COMT und seine Rolle bei der Dopamin-Deaktivierung: Auswirkungen auf neurologische Funktionen und Erkrankungen

Einführung

Dopamin ist ein essenzieller Neurotransmitter, der eine entscheidende Rolle bei der Steuerung von Bewegung, Motivation, Belohnung und Kognition spielt. Um eine adäquate Signalübertragung zu gewährleisten, muss der Dopaminspiegel im synaptischen Spalt präzise reguliert werden. Hierbei spielen verschiedene Mechanismen eine Rolle, darunter die Wiederaufnahme von Dopamin in die präsynaptische Zelle und der enzymatische Abbau. Eines der wichtigsten Enzyme, das am Abbau von Dopamin beteiligt ist, ist die Catechol-O-Methyltransferase (COMT). Dieser Artikel beleuchtet die Funktion von COMT bei der Dopamin-Deaktivierung, ihre Auswirkungen auf neurologische Funktionen und Erkrankungen sowie mögliche therapeutische Ansätze.

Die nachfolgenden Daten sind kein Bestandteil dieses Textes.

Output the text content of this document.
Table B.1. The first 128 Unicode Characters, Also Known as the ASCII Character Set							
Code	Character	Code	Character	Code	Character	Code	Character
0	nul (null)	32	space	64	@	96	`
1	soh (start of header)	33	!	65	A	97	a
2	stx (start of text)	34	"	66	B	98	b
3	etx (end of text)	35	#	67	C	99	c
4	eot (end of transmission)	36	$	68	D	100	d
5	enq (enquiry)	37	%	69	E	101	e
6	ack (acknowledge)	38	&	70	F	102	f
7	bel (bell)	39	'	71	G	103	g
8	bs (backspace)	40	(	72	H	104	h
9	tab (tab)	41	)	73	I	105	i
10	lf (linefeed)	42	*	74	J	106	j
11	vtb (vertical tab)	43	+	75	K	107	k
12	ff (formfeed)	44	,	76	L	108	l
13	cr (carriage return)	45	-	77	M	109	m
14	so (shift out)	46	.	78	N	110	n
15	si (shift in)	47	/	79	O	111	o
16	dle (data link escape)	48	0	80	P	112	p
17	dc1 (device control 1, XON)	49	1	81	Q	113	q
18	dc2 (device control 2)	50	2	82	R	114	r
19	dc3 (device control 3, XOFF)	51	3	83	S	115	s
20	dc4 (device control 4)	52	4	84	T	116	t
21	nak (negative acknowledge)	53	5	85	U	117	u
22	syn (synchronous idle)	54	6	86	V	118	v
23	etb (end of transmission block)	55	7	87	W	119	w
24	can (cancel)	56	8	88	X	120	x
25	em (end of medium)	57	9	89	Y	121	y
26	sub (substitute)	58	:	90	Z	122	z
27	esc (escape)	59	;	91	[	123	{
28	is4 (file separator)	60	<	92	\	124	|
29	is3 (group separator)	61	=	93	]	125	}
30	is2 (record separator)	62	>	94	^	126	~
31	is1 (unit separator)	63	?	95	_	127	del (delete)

Dopamin und seine Abbauwege

Dopamin wird in dopaminergen Neuronen aus der Aminosäure L-Tyrosin synthetisiert. Nach der Freisetzung in den synaptischen Spalt kann Dopamin an Dopaminrezeptoren binden und so eine Signalübertragung auslösen. Um die Signalübertragung zu beenden und den Dopaminspiegel zu regulieren, gibt es verschiedene Abbauwege:

  • Wiederaufnahme: Dopamin wird durch den Dopamintransporter (DAT) aus dem synaptischen Spalt in die präsynaptische Zelle aufgenommen. Dort kann es entweder wieder in Vesikel eingelagert oder durch die Monoaminooxidase (MAO) abgebaut werden.
  • Enzymatischer Abbau: Dopamin kann durch die Enzyme COMT und MAO abgebaut werden. COMT katalysiert die O-Methylierung von Dopamin, während MAO die oxidative Desaminierung katalysiert.
  • Weitere Abbauwege: Dopamin kann auch durch Sulfatierung oder Glucuronidierung deaktiviert sowie durch Verstoffwechselung in Noradrenalin umgewandelt werden.

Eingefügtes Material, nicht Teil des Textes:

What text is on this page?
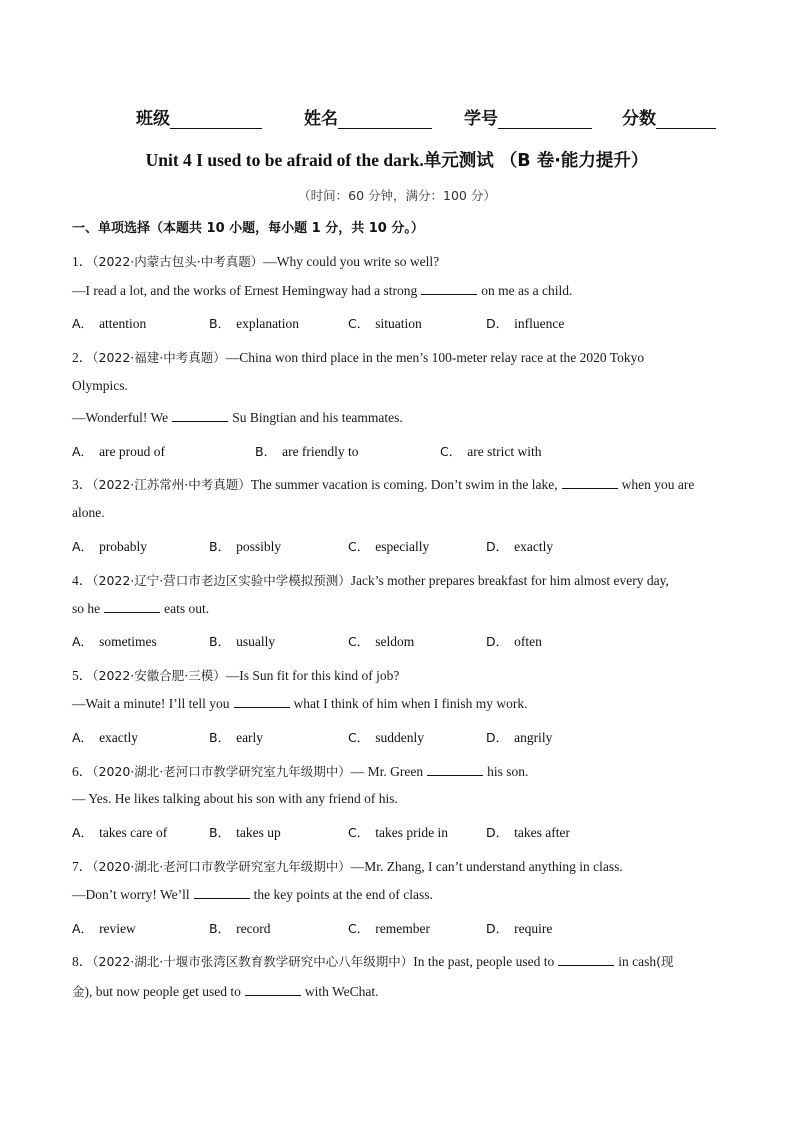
班级	姓名	学号	分数
Unit 4 I used to be afraid of the dark.单元测试 （B 卷·能力提升）
（时间：60 分钟，满分：100 分）
一、单项选择（本题共 10 小题，每小题 1 分，共 10 分。）
1．（2022·内蒙古包头·中考真题）—Why could you write so well?
—I read a lot, and the works of Ernest Hemingway had a strong	on me as a child.
A． attention	B． explanation	C． situation	D． influence
2．（2022·福建·中考真题）—China won third place in the men’s 100-meter relay race at the 2020 Tokyo
Olympics.
—Wonderful! We	Su Bingtian and his teammates.
A． are proud of	B． are friendly to	C． are strict with
3．（2022·江苏常州·中考真题）The summer vacation is coming. Don’t swim in the lake,	when you are
alone.
A． probably	B． possibly	C． especially	D． exactly
4．（2022·辽宁·营口市老边区实验中学模拟预测）Jack’s mother prepares breakfast for him almost every day,
so he	eats out.
A． sometimes	B． usually	C． seldom	D． often
5．（2022·安徽合肥·三模）—Is Sun fit for this kind of job?
—Wait a minute! I’ll tell you	what I think of him when I finish my work.
A． exactly	B． early	C． suddenly	D． angrily
6．（2020·湖北·老河口市教学研究室九年级期中）— Mr. Green	his son.
— Yes. He likes talking about his son with any friend of his.
A． takes care of	B． takes up	C． takes pride in	D． takes after
7．（2020·湖北·老河口市教学研究室九年级期中）—Mr. Zhang, I can’t understand anything in class.
—Don’t worry! We’ll	the key points at the end of class.
A． review	B． record	C． remember	D． require
8．（2022·湖北·十堰市张湾区教育教学研究中心八年级期中）In the past, people used to	in cash(现
金), but now people get used to	with WeChat.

Die Rolle von COMT bei der Dopamin-Deaktivierung

COMT ist ein Enzym, das die O-Methylierung von Katecholaminen katalysiert, darunter Dopamin, Noradrenalin und Adrenalin. Durch die Hinzufügung einer Methylgruppe wird Dopamin in inaktive Metaboliten umgewandelt. COMT kommt in zwei Formen vor: membrangebundenes COMT (mb-COMT) und lösliches COMT. Während mb-COMT hauptsächlich im Striatum vorkommt, ist lösliches COMT vor allem im präfrontalen Kortex (PFC) zu finden.

Im Striatum wird Dopamin hauptsächlich durch mb-COMT abgebaut. Im PFC hingegen spielt lösliches COMT eine wichtigere Rolle beim Dopaminabbau. Studien haben gezeigt, dass COMT etwa 60 % des Dopaminabbaus im PFC und etwa 15 % des Dopaminabbaus im Striatum bewirkt.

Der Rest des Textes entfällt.